Head start leader claims sexuality led to investigation

Tampa – A department director who supervised children’s programs has resigned from Hillsborough County government after an investigation found she gave unsolicited sexual advice to co-workers, including subordinates.

Erica Moore, interim director of the county’s Head Start program, stepped down Nov. 1 after the investigation. She later issued a statement saying the investigation was a farce and that evidence was overlooked and shaped by gay stereotypes.

“I resigned because the die was cast against me because I am gay,” wrote Moore.

The report found that in multiple instances and in the presence of five different women, Moore counseled them to be sexually attentive to their husbands to keep them from straying. One of the comments was made in the presence of county human resources director Lori Krieck, as advice to one of Krieck’s newlywed subordinates.

In another part of the report, prepared by the private firm Kalwary Investigations, Moore admitted giving her administrative assistant a copy of the book The Good Girl’s Guide to Bad Girl Sex as a marital aid.

Two of the women claimed Moore made indirect sexual passes at them as well.

According to the Tampa Bay Times, Moore’s aide told investigators that Moore remarked on the “sexy jeans” she was wearing, adding, “I may have to start hitting on you.” The other employee said Moore made a sexually suggestive comment and said, “Maybe you can be converted,” meaning from straight to gay.

Moore denied the allegations.

“These allegations were concocted by employees who feared for their jobs because they knew that any hint of homosexual scandal would cause the County to support them,” Moore wrote.

She said she had not harassed anyone. “Polygraph results found me to be ‘Truthful’ in all responses” but were not included in the findings, she said.

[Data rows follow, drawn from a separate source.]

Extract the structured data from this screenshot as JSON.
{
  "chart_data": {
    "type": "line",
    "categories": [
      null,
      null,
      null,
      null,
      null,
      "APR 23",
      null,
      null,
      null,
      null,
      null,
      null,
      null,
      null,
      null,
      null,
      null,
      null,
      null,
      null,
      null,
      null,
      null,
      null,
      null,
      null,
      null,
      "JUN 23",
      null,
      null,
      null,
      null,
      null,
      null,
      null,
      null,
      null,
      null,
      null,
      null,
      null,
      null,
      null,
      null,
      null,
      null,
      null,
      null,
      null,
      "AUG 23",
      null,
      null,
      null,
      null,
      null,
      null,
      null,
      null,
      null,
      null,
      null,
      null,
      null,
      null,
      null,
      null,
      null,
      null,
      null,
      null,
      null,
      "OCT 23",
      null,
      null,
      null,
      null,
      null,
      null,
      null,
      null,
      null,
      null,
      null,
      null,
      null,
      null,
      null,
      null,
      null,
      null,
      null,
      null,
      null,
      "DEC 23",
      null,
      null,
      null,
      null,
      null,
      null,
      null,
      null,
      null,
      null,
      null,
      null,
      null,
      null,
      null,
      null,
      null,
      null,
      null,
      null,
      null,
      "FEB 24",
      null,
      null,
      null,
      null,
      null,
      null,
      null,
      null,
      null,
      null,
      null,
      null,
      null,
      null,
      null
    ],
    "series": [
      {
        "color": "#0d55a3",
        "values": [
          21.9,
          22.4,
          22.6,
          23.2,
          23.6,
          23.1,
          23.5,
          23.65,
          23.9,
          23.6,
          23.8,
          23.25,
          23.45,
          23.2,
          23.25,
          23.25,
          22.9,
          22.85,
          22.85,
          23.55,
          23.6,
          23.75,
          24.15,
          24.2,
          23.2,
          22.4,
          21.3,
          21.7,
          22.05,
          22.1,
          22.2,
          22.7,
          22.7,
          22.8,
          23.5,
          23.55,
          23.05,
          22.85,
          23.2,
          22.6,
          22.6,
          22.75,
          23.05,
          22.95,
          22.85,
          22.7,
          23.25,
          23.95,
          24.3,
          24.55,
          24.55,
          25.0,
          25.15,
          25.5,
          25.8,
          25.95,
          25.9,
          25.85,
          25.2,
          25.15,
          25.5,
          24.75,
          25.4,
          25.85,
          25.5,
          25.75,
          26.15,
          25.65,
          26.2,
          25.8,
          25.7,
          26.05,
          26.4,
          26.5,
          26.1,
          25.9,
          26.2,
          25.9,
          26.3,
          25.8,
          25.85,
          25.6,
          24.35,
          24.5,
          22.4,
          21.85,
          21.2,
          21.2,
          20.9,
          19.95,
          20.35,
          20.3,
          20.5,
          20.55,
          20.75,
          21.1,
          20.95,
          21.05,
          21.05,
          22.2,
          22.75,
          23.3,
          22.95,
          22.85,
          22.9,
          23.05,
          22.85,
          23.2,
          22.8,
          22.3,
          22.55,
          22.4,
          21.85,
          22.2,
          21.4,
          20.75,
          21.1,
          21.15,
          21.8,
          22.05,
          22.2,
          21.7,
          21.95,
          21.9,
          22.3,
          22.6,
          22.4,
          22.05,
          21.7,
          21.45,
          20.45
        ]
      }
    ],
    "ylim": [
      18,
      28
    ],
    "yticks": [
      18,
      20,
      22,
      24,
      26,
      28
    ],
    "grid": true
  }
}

In the report, the investigator wrote that Moore generally denied making sexually suggestive comments or hitting on other employees. She acknowledged talking to her aide about personal family matters but said the relationship was more “sisterly.”

She suggests the aide may be motivated by a poor evaluation and that one of the other women may have been lashing out due to expected changes to her job responsibilities.

County Administrator Mike Merrill told the Times he farmed out the investigation to an outside firm due to the sensitivity of some of the allegations. Moore’s departure after less than a year on the job is the latest spate of troubling news involving directors hired on his watch.

Moore, who was paid $104,978 annually, said her leadership led to happier foster children.

“The statistics show that the foster children thrived under my care, with decreased runaways and arrest, coupled with raised academic, nutritional, personal safety and recreational expectations,” Moore wrote. “The saddest thing to me is the message that this sends to impressionable teens, that it is not permitted to be gay in Hillsborough County, even if you are competent and hardworking.”

Moore was hired in January to be the director of Children’s Services and was moved to Head Start on an interim basis when its director left. In her initial role, she was singled out for praise by county commissioners for helping to turn around a long-troubled program that houses foster children.